Вчера в институте керамики, как всегда, шли занятия: девушки рисовали на фарфоре цветы. Вдруг одна встала: «Нужно учиться кидать гранаты, бутылки с горючим...» Ее все поддержали. Милая курносая Галя говорит мне: «Каждая из нас, если до того дойдет, убьет хоть одного фашиста». Это не бахвальство. Каждый человек волен выбирать судьбу. Москва, как Галя, свою судьбу выбрала: если ей будет суждено, она встретит смерть с одной мыслью убить врага.
Актеры Камерного театра разбирают станковый пулемет, а два часа спустя гримируются, играют, повторяют торжественные монологи. Студентки литературного факультета, влюбленные в Ронсара или в Шелли, роют противотанковые рвы. Все это без патетических слов, без криков, без жестов. Героизм Москвы на вид будничен. Москва любила яркие хламиды для масленицы, для театра, для праздника. Она веселилась в звонкой одежде рыцаря. Она идет навстречу смертельной опасности в шинели защитного цвета.
Сколько испытаний для женских сердец: от утра, когда ждет старуха мать почтальона у нее четверо на фронте, до вечера, когда молодая мать, прижимая к себе младенца, прислушивается к голосам зениток. Москва всегда представлялась русским женщиной. За Москву, за мать, за жену сейчас сражаются люди от Орла до Гжатска... И женщина Москва подает бойцу боеприпасы, готовая, если придется, схватить ружье и пойти в бой.
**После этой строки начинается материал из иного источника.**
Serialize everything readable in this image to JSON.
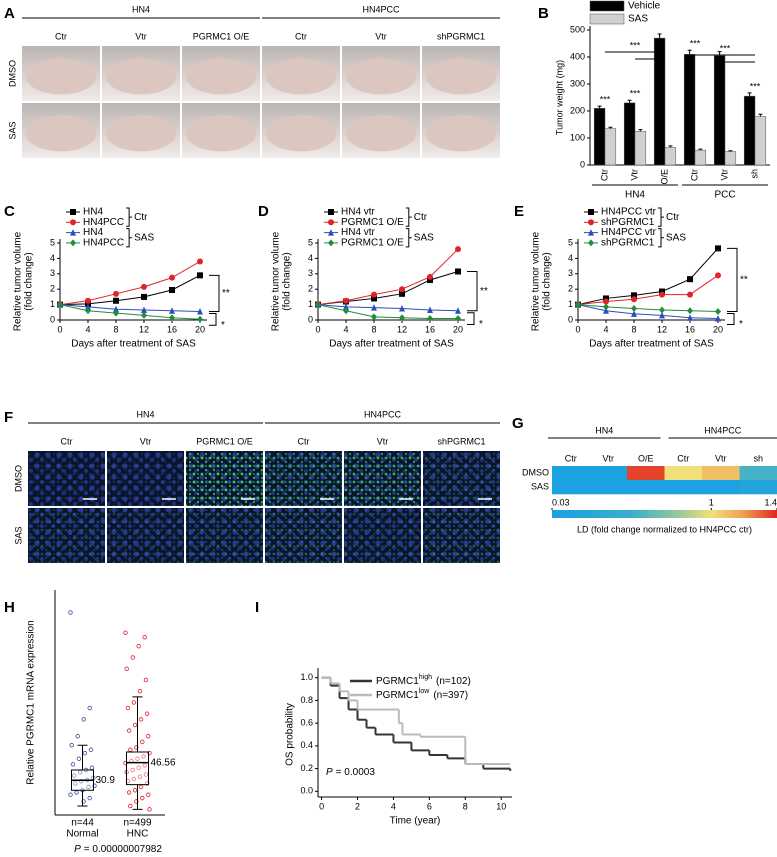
{
  "panel_labels": [
    "A",
    "B",
    "C",
    "D",
    "E",
    "F",
    "G",
    "H",
    "I"
  ],
  "panel_a": {
    "groups": [
      "HN4",
      "HN4PCC"
    ],
    "columns": [
      "Ctr",
      "Vtr",
      "PGRMC1 O/E",
      "Ctr",
      "Vtr",
      "shPGRMC1"
    ],
    "rows": [
      "DMSO",
      "SAS"
    ]
  },
  "panel_f": {
    "groups": [
      "HN4",
      "HN4PCC"
    ],
    "columns": [
      "Ctr",
      "Vtr",
      "PGRMC1 O/E",
      "Ctr",
      "Vtr",
      "shPGRMC1"
    ],
    "rows": [
      "DMSO",
      "SAS"
    ]
  },
  "chart_data": [
    {
      "type": "bar",
      "ylabel": "Tumor weight (mg)",
      "categories": [
        "Ctr",
        "Vtr",
        "O/E",
        "Ctr",
        "Vtr",
        "sh"
      ],
      "groups": [
        "HN4",
        "PCC"
      ],
      "series": [
        {
          "name": "Vehicle",
          "color": "#000000",
          "values": [
            210,
            230,
            470,
            410,
            405,
            255
          ],
          "errors": [
            8,
            10,
            15,
            15,
            15,
            12
          ]
        },
        {
          "name": "SAS",
          "color": "#d0d0d0",
          "values": [
            135,
            125,
            65,
            55,
            50,
            180
          ],
          "errors": [
            5,
            6,
            6,
            4,
            3,
            8
          ]
        }
      ],
      "ylim": [
        0,
        500
      ],
      "yticks": [
        0,
        100,
        200,
        300,
        400,
        500
      ],
      "annotations": [
        "***",
        "***",
        "***",
        "***",
        "***",
        "***"
      ]
    },
    {
      "type": "line",
      "ylabel": [
        "Relative tumor volume",
        "(fold change)"
      ],
      "xlabel": "Days after treatment of SAS",
      "x": [
        0,
        4,
        8,
        12,
        16,
        20
      ],
      "xlim": [
        0,
        21
      ],
      "xticks": [
        0,
        4,
        8,
        12,
        16,
        20
      ],
      "ylim": [
        0,
        5
      ],
      "yticks": [
        0,
        1,
        2,
        3,
        4,
        5
      ],
      "series": [
        {
          "name": "HN4",
          "color": "#000000",
          "marker": "square",
          "values": [
            1,
            1.05,
            1.25,
            1.5,
            1.95,
            2.9
          ]
        },
        {
          "name": "HN4PCC",
          "color": "#e0242b",
          "marker": "circle",
          "values": [
            1,
            1.25,
            1.7,
            2.15,
            2.75,
            3.8
          ]
        },
        {
          "name": "HN4",
          "color": "#2a4fbf",
          "marker": "triangle",
          "values": [
            1,
            0.85,
            0.7,
            0.65,
            0.6,
            0.55
          ]
        },
        {
          "name": "HN4PCC",
          "color": "#1f8f3a",
          "marker": "diamond",
          "values": [
            1,
            0.6,
            0.45,
            0.3,
            0.15,
            0.05
          ]
        }
      ],
      "legend_groups": [
        "Ctr",
        "SAS"
      ],
      "annotations": [
        "**",
        "*"
      ]
    },
    {
      "type": "line",
      "ylabel": [
        "Relative tumor volume",
        "(fold change)"
      ],
      "xlabel": "Days after treatment of SAS",
      "x": [
        0,
        4,
        8,
        12,
        16,
        20
      ],
      "xlim": [
        0,
        21
      ],
      "xticks": [
        0,
        4,
        8,
        12,
        16,
        20
      ],
      "ylim": [
        0,
        5
      ],
      "yticks": [
        0,
        1,
        2,
        3,
        4,
        5
      ],
      "series": [
        {
          "name": "HN4 vtr",
          "color": "#000000",
          "marker": "square",
          "values": [
            1,
            1.2,
            1.4,
            1.7,
            2.6,
            3.15
          ]
        },
        {
          "name": "PGRMC1 O/E",
          "color": "#e0242b",
          "marker": "circle",
          "values": [
            1,
            1.25,
            1.65,
            2,
            2.8,
            4.6
          ]
        },
        {
          "name": "HN4 vtr",
          "color": "#2a4fbf",
          "marker": "triangle",
          "values": [
            1,
            0.85,
            0.8,
            0.75,
            0.65,
            0.6
          ]
        },
        {
          "name": "PGRMC1 O/E",
          "color": "#1f8f3a",
          "marker": "diamond",
          "values": [
            1,
            0.6,
            0.2,
            0.15,
            0.1,
            0.1
          ]
        }
      ],
      "legend_groups": [
        "Ctr",
        "SAS"
      ],
      "annotations": [
        "**",
        "*"
      ]
    },
    {
      "type": "line",
      "ylabel": [
        "Relative tumor volume",
        "(fold change)"
      ],
      "xlabel": "Days after treatment of SAS",
      "x": [
        0,
        4,
        8,
        12,
        16,
        20
      ],
      "xlim": [
        0,
        21
      ],
      "xticks": [
        0,
        4,
        8,
        12,
        16,
        20
      ],
      "ylim": [
        0,
        5
      ],
      "yticks": [
        0,
        1,
        2,
        3,
        4,
        5
      ],
      "series": [
        {
          "name": "HN4PCC vtr",
          "color": "#000000",
          "marker": "square",
          "values": [
            1,
            1.4,
            1.6,
            1.85,
            2.65,
            4.65
          ]
        },
        {
          "name": "shPGRMC1",
          "color": "#e0242b",
          "marker": "circle",
          "values": [
            1,
            1.2,
            1.35,
            1.65,
            1.65,
            2.9
          ]
        },
        {
          "name": "HN4PCC vtr",
          "color": "#2a4fbf",
          "marker": "triangle",
          "values": [
            1,
            0.6,
            0.4,
            0.3,
            0.15,
            0.1
          ]
        },
        {
          "name": "shPGRMC1",
          "color": "#1f8f3a",
          "marker": "diamond",
          "values": [
            1,
            0.85,
            0.75,
            0.65,
            0.6,
            0.55
          ]
        }
      ],
      "legend_groups": [
        "Ctr",
        "SAS"
      ],
      "annotations": [
        "**",
        "*"
      ]
    },
    {
      "type": "heatmap",
      "groups": [
        "HN4",
        "HN4PCC"
      ],
      "columns": [
        "Ctr",
        "Vtr",
        "O/E",
        "Ctr",
        "Vtr",
        "sh"
      ],
      "rows": [
        "DMSO",
        "SAS"
      ],
      "values": [
        [
          0.05,
          0.05,
          1.35,
          1,
          1.1,
          0.55
        ],
        [
          0.05,
          0.05,
          0.05,
          0.05,
          0.05,
          0.15
        ]
      ],
      "zlim": [
        0.03,
        1.4
      ],
      "zticks": [
        0.03,
        1,
        1.4
      ],
      "colorbar_label": "LD (fold change normalized to HN4PCC ctr)"
    },
    {
      "type": "box",
      "ylabel": "Relative PGRMC1 mRNA expression",
      "categories": [
        "Normal",
        "HNC"
      ],
      "n_labels": [
        "n=44",
        "n=499"
      ],
      "ylim": [
        0,
        200
      ],
      "series": [
        {
          "color": "#3a4fa0",
          "median": 30.9,
          "q1": 22,
          "q3": 40,
          "whisker_low": 8,
          "whisker_high": 62,
          "points": [
            180,
            95,
            85,
            70,
            62,
            58,
            55,
            50,
            45,
            42,
            40,
            38,
            35,
            33,
            31,
            30,
            28,
            26,
            25,
            22,
            20,
            18,
            15,
            12
          ]
        },
        {
          "color": "#e0202a",
          "median": 46.56,
          "q1": 27,
          "q3": 56,
          "whisker_low": 5,
          "whisker_high": 105,
          "points": [
            162,
            158,
            150,
            140,
            130,
            120,
            110,
            100,
            95,
            90,
            85,
            80,
            75,
            70,
            65,
            60,
            58,
            55,
            52,
            50,
            48,
            46,
            44,
            42,
            40,
            38,
            36,
            34,
            32,
            30,
            28,
            25,
            22,
            20,
            18,
            15,
            12,
            8,
            5
          ]
        }
      ],
      "p_label": "P",
      "p_value": "= 0.00000007982"
    },
    {
      "type": "line",
      "step": true,
      "xlabel": "Time (year)",
      "ylabel": "OS probability",
      "xlim": [
        -0.2,
        10.6
      ],
      "xticks": [
        0,
        2,
        4,
        6,
        8,
        10
      ],
      "ylim": [
        -0.05,
        1.05
      ],
      "yticks": [
        {
          "value": 0,
          "label": "0.0"
        },
        0.2,
        0.4,
        0.6,
        0.8,
        {
          "value": 1,
          "label": "1.0"
        }
      ],
      "series": [
        {
          "name": "PGRMC1",
          "sup": "high",
          "count": "(n=102)",
          "color": "#333333",
          "x": [
            0,
            0.5,
            1,
            1.5,
            2,
            2.5,
            3,
            4,
            5,
            6,
            7,
            8,
            9,
            10.5
          ],
          "values": [
            1,
            0.93,
            0.82,
            0.72,
            0.63,
            0.56,
            0.5,
            0.43,
            0.36,
            0.32,
            0.29,
            0.24,
            0.2,
            0.18
          ]
        },
        {
          "name": "PGRMC1",
          "sup": "low",
          "count": "(n=397)",
          "color": "#bbbbbb",
          "x": [
            0,
            0.5,
            1,
            1.5,
            2,
            3,
            4.3,
            4.5,
            5.5,
            7.8,
            8,
            10.5
          ],
          "values": [
            1,
            0.95,
            0.88,
            0.8,
            0.72,
            0.72,
            0.6,
            0.5,
            0.48,
            0.48,
            0.24,
            0.24
          ]
        }
      ],
      "p_label": "P",
      "p_value": "= 0.0003"
    }
  ]
}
Врагу не найти своей, второй Москвы: Москва одна. Я видел, как читали подросткам статью Ленина из «Правды» 1919 года «Москва в опасности». Они слушали угрюмо, потом загудели: «На фронт!» А в это время в московских церквах служили молебны за защитников Москвы, и старушки несли в фонд обороны обручальные кольца и нательные кресты.
Врагу не вызвать паники. Я слышал, как немцы по радио говорили: «Удирают красноармейцы, комиссары, жители». Это мечта Берлина. А Москва молчит. Она опровергает ложь немцев молчанием, выдержкой, суровым трудом. Идут на фронт новые дивизии. Везут боеприпасы. И город, древний город, моя Москва, учится новому делу: стрелять или кидать гранаты. И каждый день на фронтах, не только под Вязьмой, на далеких фронтах у Мурманска, в Крыму слышится голос диктора: «Слушай, фронт! Говорит Москва». Это коротко и полно значения. Пушкин писал: «Москва... как много в этом звуке для сердца русского слилось!» Не только под Вязьмой, от Мурманска до Севастополя миллионы людей сражаются за Москву.
Люди столпились, молча читают сводку. Все понимают: настали суровые дни. Что будет с Москвой?..
Сейчас мне рассказали о судьбе связиста Печонкина. Он был на наблюдательном пункте возле Гжатска, продолжал работать. Израсходовав все патроны и гранаты, он передал по проводу: «Работать дольше нет возможности. Немцы напирают со всех сторон. Иду врукопашную. Живым не сдамся».